From a methodological perspective, the use of key-logging tool proved instrumental in reducing researcher workload and enabling the analysis of larger participant cohorts. This approach could serve as a model for future research exploring the relationship between training activities and the development of resource utilization patterns. The study’s limited sample size, however, highlights the need for larger-scale studies to enhance the robustness and generalizability of findings. Small-scale studies, while offering valuable initial insights, should be complemented by broader investigations to confirm trends and identify variations across diverse contexts.

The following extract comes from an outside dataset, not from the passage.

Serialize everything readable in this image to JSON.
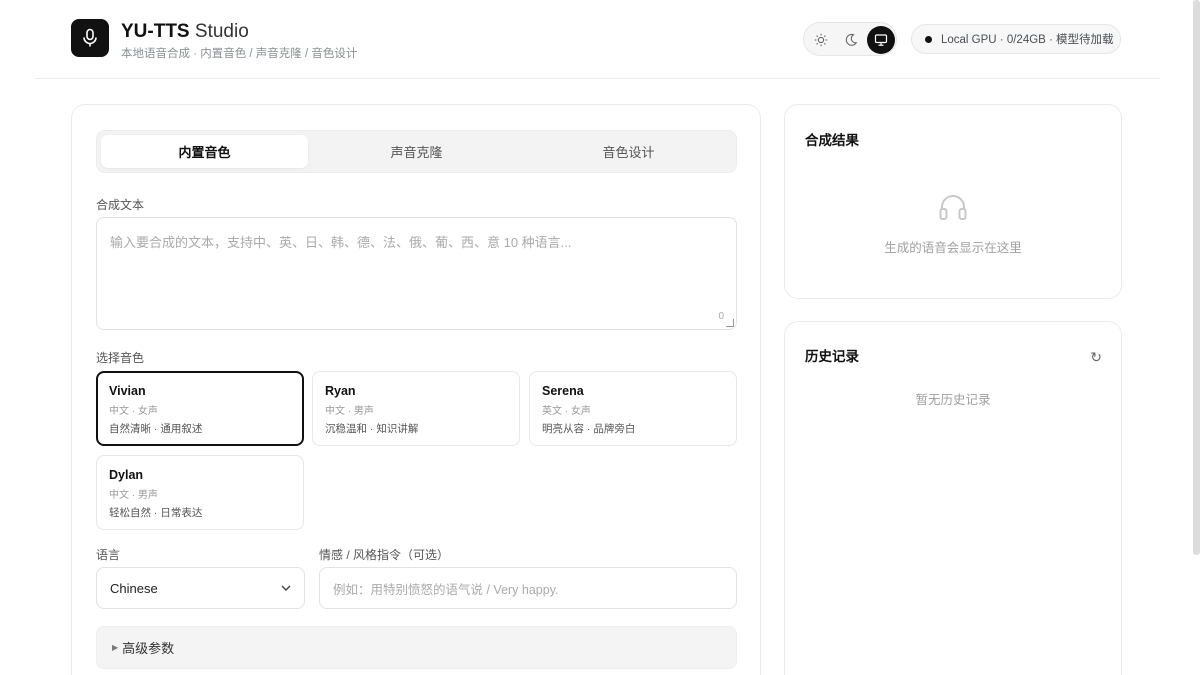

Future research should address key gaps, including larger longitudinal studies to assess whether changes in resource usage are sustained over time, cross-cultural ad cross-lingual comparisons of resource preferences, and field-specific analyses (e.g., legal, medical, technical translation). Experimental designs with control and experimental groups could also help isolate the impact of tailored training interventions and provide deeper insights into the effectiveness of specialized resource instruction. In addition, the exploration of the relationship between resource usage and translation efficiency could offer a more comprehensive understanding of how web-based tools influence translation quality and speed.

These findings remain relevant, although this study predates the widespread adoption of AI technologies and LLMs. The dynamic nature of web-based resource usage emphasizes the enduring principles of information-seeking behaviour, such as the need for critical evaluation and contextual understanding, however, the emergence of AI and LLMs has introduced new opportunities and challenges for translators, which underpins the importance of updating translator education to include AI literacy. Future studies should therefore examine how AI tools interact with traditional web-based resources and explore the integration of AI-driven technologies into training programs.

In conclusion, these findings provide a valuable foundation for understanding the evolving resource usage patterns of trainee translators and offers actionable insights for improving translator education. Educators can therefore prepare future professionals to effectively utilize both traditional and AI-enhanced resources by tailoring training to the specific needs of translators and embracing the changing technological landscape. This research therefore sets the stage for further investigation into the intersection of web-based resources, translation technologies, and translator training, to ensure that education programs remain responsive to the demands of an ever-evolving field.